Nur: die individuellen Kompetenzen unserer Mitglieder sind in der Organisationsstruktur kaum bekannt, und sie sind für die Funktionseliten auch nur von begrenztem Interesse. Dies zu ändern, wird zum Grundstein für den Neuaufbau der Partei.

 

– Und die SPD muss sich selbst und ihre Organisation von Grund auf verändern. Die 150 Jahre alte Gremienwirtschaft stammt aus der Zeit vor der Erfindung des Telefons. Wenn etwas zur Erneuerung der SPD beitragen kann, dann ist es der Verzicht auf eine steile Parteihierarchie, die in den Gründerzeiten des 19. Jahrhunderts unverzichtbar war, aber heute aus der Zeit gefallen ist, weil Kommunikation nicht mehr durch Delegierte auf Ortsvereins-, Kreis-, Bezirks- , Landes- und Bundesebene organisiert werden muss; vom Zeit- , Reise- und Finanzaufwand ganz zu schweigen. Das Internet ist schon erfunden.
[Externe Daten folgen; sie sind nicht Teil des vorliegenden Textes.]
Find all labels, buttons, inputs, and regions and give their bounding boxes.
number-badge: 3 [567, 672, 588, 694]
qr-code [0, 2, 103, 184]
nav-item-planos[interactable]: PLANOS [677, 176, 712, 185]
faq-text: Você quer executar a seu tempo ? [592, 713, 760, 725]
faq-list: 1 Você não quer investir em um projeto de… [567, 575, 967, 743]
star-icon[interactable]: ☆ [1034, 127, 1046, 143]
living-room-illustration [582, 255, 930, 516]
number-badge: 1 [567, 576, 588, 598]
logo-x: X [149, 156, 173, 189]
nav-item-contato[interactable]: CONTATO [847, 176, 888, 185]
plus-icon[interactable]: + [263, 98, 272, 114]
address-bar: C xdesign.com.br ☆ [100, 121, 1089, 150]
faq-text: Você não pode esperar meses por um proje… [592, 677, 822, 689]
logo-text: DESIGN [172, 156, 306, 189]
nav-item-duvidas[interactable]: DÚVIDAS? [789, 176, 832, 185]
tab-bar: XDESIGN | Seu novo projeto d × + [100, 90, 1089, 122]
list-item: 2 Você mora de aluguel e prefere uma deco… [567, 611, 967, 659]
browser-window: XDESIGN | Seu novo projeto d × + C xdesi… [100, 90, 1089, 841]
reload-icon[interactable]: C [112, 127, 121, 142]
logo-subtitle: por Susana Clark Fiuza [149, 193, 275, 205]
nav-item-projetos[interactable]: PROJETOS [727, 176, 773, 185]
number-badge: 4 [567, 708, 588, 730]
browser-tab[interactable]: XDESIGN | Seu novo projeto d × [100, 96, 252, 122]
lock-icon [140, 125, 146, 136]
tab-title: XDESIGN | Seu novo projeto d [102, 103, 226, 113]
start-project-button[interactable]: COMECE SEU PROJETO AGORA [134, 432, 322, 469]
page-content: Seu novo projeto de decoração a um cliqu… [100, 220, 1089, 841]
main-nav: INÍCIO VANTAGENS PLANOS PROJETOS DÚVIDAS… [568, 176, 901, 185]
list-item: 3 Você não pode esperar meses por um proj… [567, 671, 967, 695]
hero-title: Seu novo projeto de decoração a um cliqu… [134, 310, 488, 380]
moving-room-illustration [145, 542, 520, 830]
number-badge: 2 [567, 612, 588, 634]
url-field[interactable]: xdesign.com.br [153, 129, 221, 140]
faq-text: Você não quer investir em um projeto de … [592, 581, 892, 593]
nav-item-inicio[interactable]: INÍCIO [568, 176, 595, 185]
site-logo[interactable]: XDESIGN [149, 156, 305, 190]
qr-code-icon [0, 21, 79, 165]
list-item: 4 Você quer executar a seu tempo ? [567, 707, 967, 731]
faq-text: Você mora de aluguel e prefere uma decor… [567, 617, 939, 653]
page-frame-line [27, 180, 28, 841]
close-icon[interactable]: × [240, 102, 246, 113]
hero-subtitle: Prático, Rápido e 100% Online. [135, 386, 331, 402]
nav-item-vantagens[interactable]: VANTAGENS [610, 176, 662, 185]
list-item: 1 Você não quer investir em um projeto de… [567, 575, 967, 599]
Parteimitglieder können sich ortsungebunden jederzeit miteinander austauschen, wenn digitale Diskussionsforen eingerichtet sind. Diese Aufgabe ist kein Hexenwerk. Direkte Kommunikation und flache Parteihierarchie schaffen mehr Transparenz und mehr Partizipation: Sie führt heraus aus den Hinterzimmern mit ideologiefester Besetzung in angstfreie Räume. Dies ist eine Partei auf der Höhe der Zeit.

 

„Wir haben eine Aufgabe, die ist wichtiger als wir selbst“

 

Die notwendige Erneuerung muss neue Strukturen schaffen, Ämter nach den Kriterien von Kompetenz und Leistung vergeben und neue Gesichter nach vorne bringen. Veränderung ist schmerzhaft. Sie bringt Lebensplanungen Einzelner ins Wanken. Das ist der Preis der Erneuerung. Wird die SPD fähig sein, diesen Weg zu gehen? Werden die Delegierten eines Bundesparteitags Beschlüsse fassen, die auch ihrer eigenen Karriere, ihrer eigenen Zukunftsplanung zuwider laufen könnten?

 

Große Sozialdemokraten haben sich immer dazu bekannt: „Wir haben eine Aufgabe, die ist wichtiger als wir selbst.“ So müssen wir die Herausforderung angehen, vor der wir jetzt stehen. Ehrlich mit uns selbst, mutig für unsere Sache.

 

 

Autoreninfo

 

Hans-Roland Fäßler ist Geschäftsführer der Polimedia Beratungsgesellschaft mbH. Der Medienberater half unter anderem Peer Steinbrück in seinem Wahlkampf zur Bundestagswahl 2013.